La sociologie des publics peut sembler hasardeuse cependant
l'analyse du public des mêmes groupes dans des salles et des
zones géographiques très différentes montre un profil de
public relativement semblable. On peut alors tenter de comprendre
les publics dans la combinaison de leurs goûts musicaux et non
dans la familiarité des musiques. Un adepte de hard-rock peut
également aller à un concert de musique du monde et ne pas
aller à un concert de pop-rock. "La diversité des publics
des musiques amplifiées est alors un élément fondamental d'une
nouvelle lecture de la place des équipements qui leur sont
dédiés dans les politiques culturelles locales et nationales.

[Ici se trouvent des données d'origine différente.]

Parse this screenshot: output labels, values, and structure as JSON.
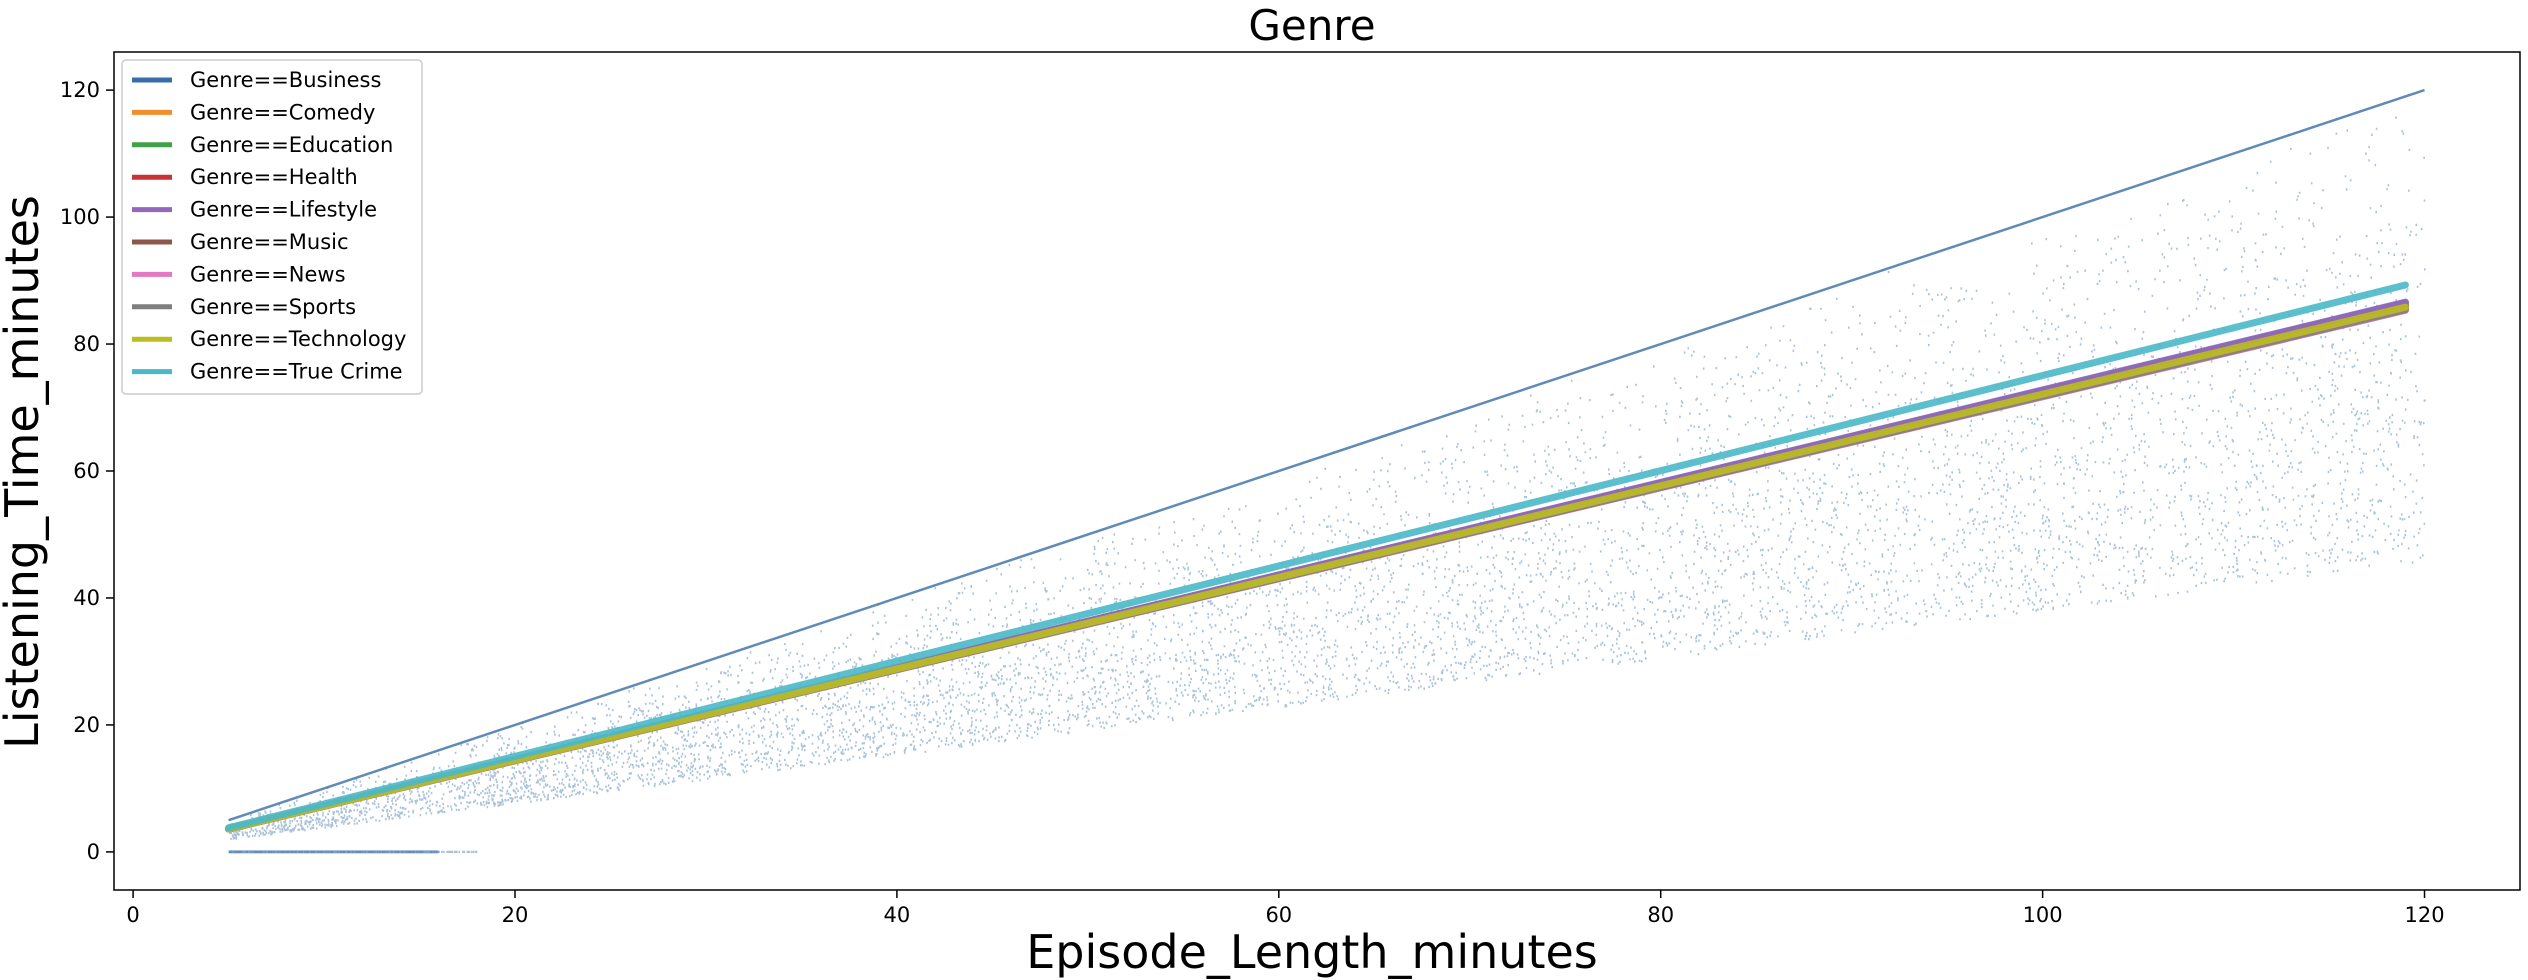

Elle doit permettre de contribuer à modifier l'image d'un public
homogène, très souvent présente au sein de l'opinion publique
voire des sphères de décision politique." 3
1.2.2 - LE PUBLIC DES CONCERTS DE MUSIQUES ACTUELLES EN BRETAGNE.
A -
Données générales sur les concerts en Bretagne.
La Bretagne est une région où la musique est l'un des
principaux fondements de son identité culturelle. Outre le
patrimoine important des musiques traditionnelles, les bretons
sont également demandeurs de musiques actuelles et notamment
amplifiées. Les festivals de musiques amplifiées représentent
13,6% (17,7% en incluant les festivals de jazz) du total des
entrées des festivals subventionnés par la DMD dans la région.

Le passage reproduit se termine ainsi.